The achievement of this work is that fine tuning of experimental and evaluation parameters can improve the absolute accuracy and reproducibility of selected area electron diffraction (SAED) to 0.1% without using internal standard. Due to the proposed procedure it was possible to reach a reproducibility better than 0.03% for camera length between sessions by careful control of specimen height and illumination conditions by monitoring lens currents. We applied a calibration specimen composed of nanocrystalline grains free of texture and providing narrow diffraction rings. Refinements of the centre of the diffraction pattern and corrections for elliptic ring distortions allowed for determining the ring diameters with an accuracy of 0.1%. We analyze the effect of different error sources and reason the achieved absolute accuracy of the measurement. Application of the proposed evaluation procedure is inevitable in case of multicomponent nanocomposites or textured materials and/or having close diffraction rings where application of automated procedures is limited. The achieved accuracy of 0.1% without internal standard is approaching that of routine laboratory XRD, and reduction of instrumental broadening due to the elaborated evaluation procedure allows for separation of close reflections, provides more reliable ring width and thus improved input parameters for further nanostructure analysis as demonstrated on dental enamel bioapatite.

中文翻译：

---

采集和评估程序以提高 SAED 的准确性

这项工作的成果是微调实验和评估参数可以在不使用内标的情况下将选区电子衍射 (SAED) 的绝对准确度和重现性提高到 0.1%。
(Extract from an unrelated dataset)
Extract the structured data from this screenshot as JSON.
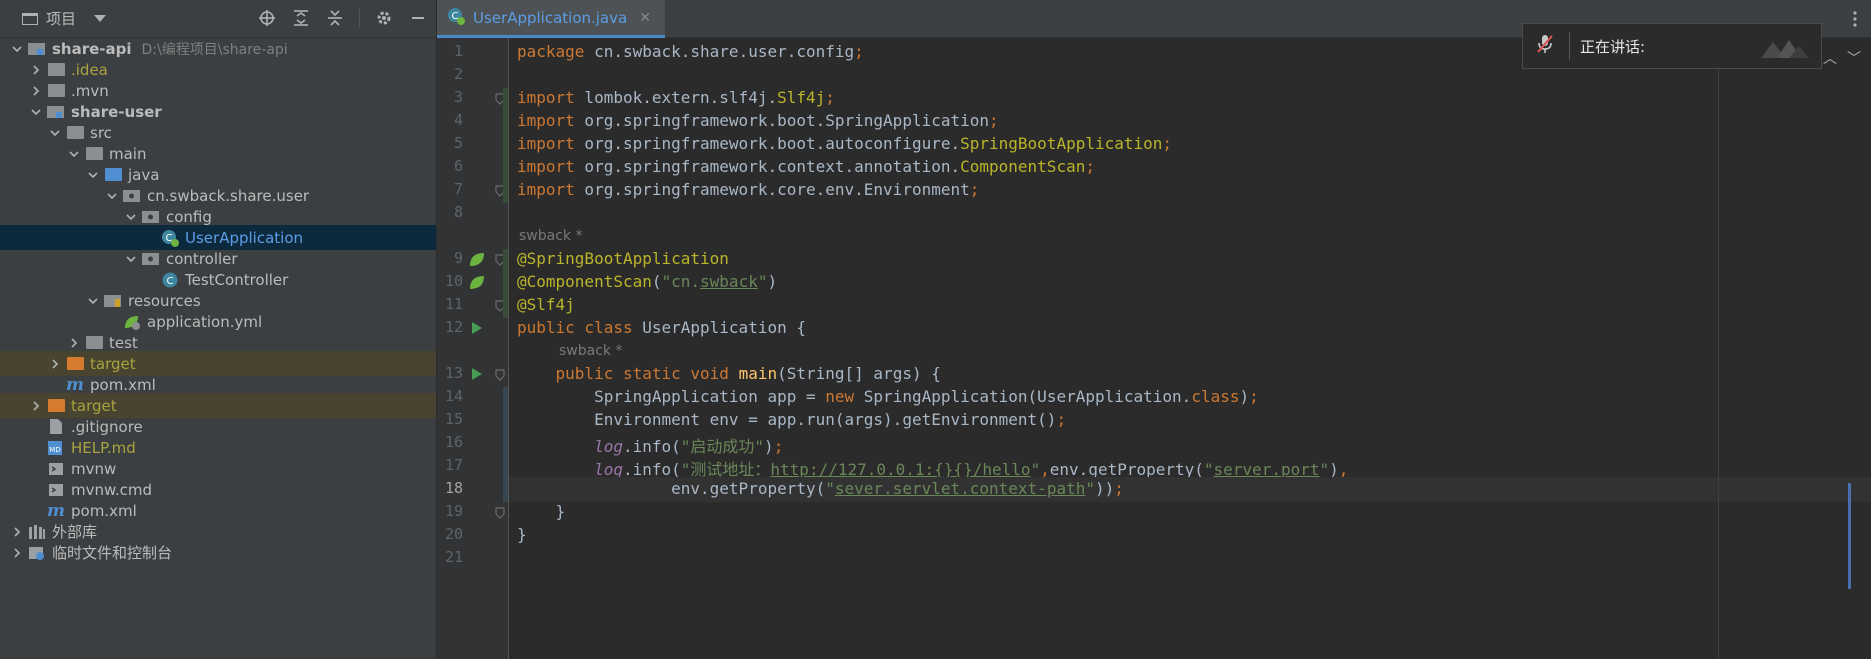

由于所提出的程序，通过监视镜头电流仔细控制标本高度和照明条件，可以使会话之间的相机长度的再现性优于 0.03%。我们应用了由无纹理的纳米晶粒组成并提供窄衍射环的校准样本。衍射图案中心的改进和椭圆环畸变的校正允许以 0.1% 的精度确定环直径。我们分析了不同误差源的影响，并推断出测量的绝对精度。在多组分纳米复合材料或纹理材料和/或具有紧密衍射环的情况下，应用所提出的评估程序是不可避免的，其中自动化程序的应用受到限制。在没有内部标准的情况下实现的 0.1% 的准确度接近常规实验室 XRD 的准确度，并且由于详细的评估程序而减少了仪器展宽，允许分离近距离反射，提供更可靠的环宽度，从而改进输入参数以进行进一步的纳米结构分析，因为在牙釉质生物磷灰石上得到证明。